Liberalized world markets are important for agriculture around the world. If markets are liberalized, there must be corresponding reductions in trade distorting subsidies, and U.S. agriculture has conceded this trade-off. But a trade negotiation that is founded on providing less than reciprocal market access can't be fixed until the foundation is mended. U.S. agriculture has a chance, now, to use this untenable outcome to justify a different approach to the negotiations -- possibly one that would calculate the impact of all market distortions, thereby acknowledging the significantly larger impact on trade flows generated by tariffs and non-tariff trade barriers. Such an approach would focus on reducing overall distortions in the various commodities. It would prevent an outcome that slashed subsidies but did little for market access, because the focus would be on overall distortions. Agriculture should use this opportunity to put forward this or other suggestions that will move these negotiations to a path where there is at least some chance of success for an outcome that will benefit U.S. agriculture. The following table lists just the top ten import articles for the listed countries. In all cases, the Lamy Package provides flexibility for even more articles to be subject to the exemption.
Failure of the Falconer Formula
The Falconer draft text, and the formula approach to tariff cuts and subsidy cuts contained in it, have veered in a direction that seemingly cannot return substantive gains to U.S. agriculture and will hamper export growth in many smaller developing countries as well.
In addition to the incredible breadth of the Special Products exemption discussed above, the ability of Members to claim between 6% (developed) and 8% (developing) of their tariff lines as Sensitive Products and also subject to less than formula cuts further undermines any positive impact of the formula tariff approach.
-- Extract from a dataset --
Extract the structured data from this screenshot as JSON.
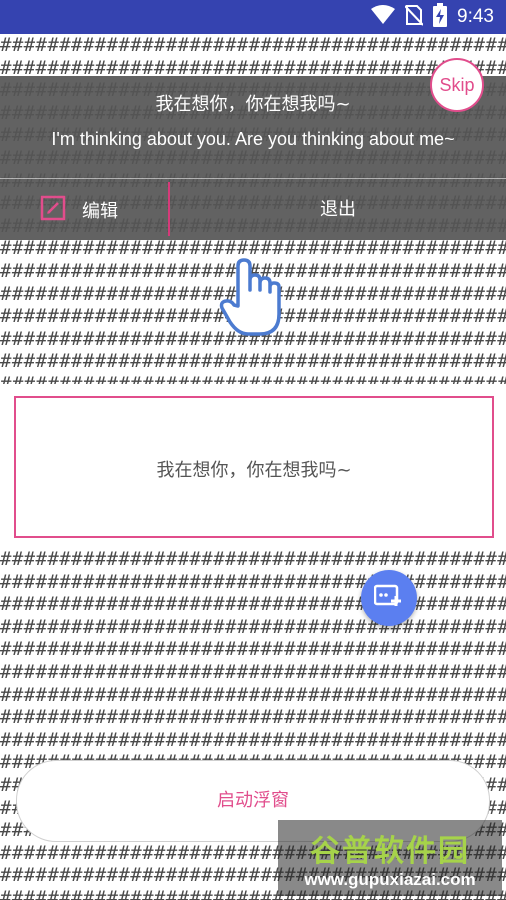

The mechanism contemplated in the Lamy text is not just a problem for US agriculture. The safeguard could also harm other developing countries and their imports into the major developing, importing countries. Given that India and China were the most vociferous in support of SSM, it is reasonable to assume while an SSM might be directed against major exporters, it would catch smaller developing countries. This would subvert the alleged purposes of the Doha Development Agenda and sharpen the divide between advanced developing countries and smaller less developed ones.
Press reports this morning paint a picture of a Secretariat that is determined to steer the current negotiating text to port before the end of the year. In doing so, most appear to assume the special products provisions are agreed. In listing important outstanding issues, Chairman Falconer did not even mention Special Products.
A failure to agree on bad modalities is not a set-back. As the difficulty clearing what should be simple hurdles attests, the foundation of this process -- a commitment to less than reciprocal market access, instead of a focus on reducing all distortions to trade -- is faulty. Trade negotiators should be encouraged to concentrate on a WTO agreement that will liberalize world trade. They should not be encouraged to settle for one that will ultimately increase distortions.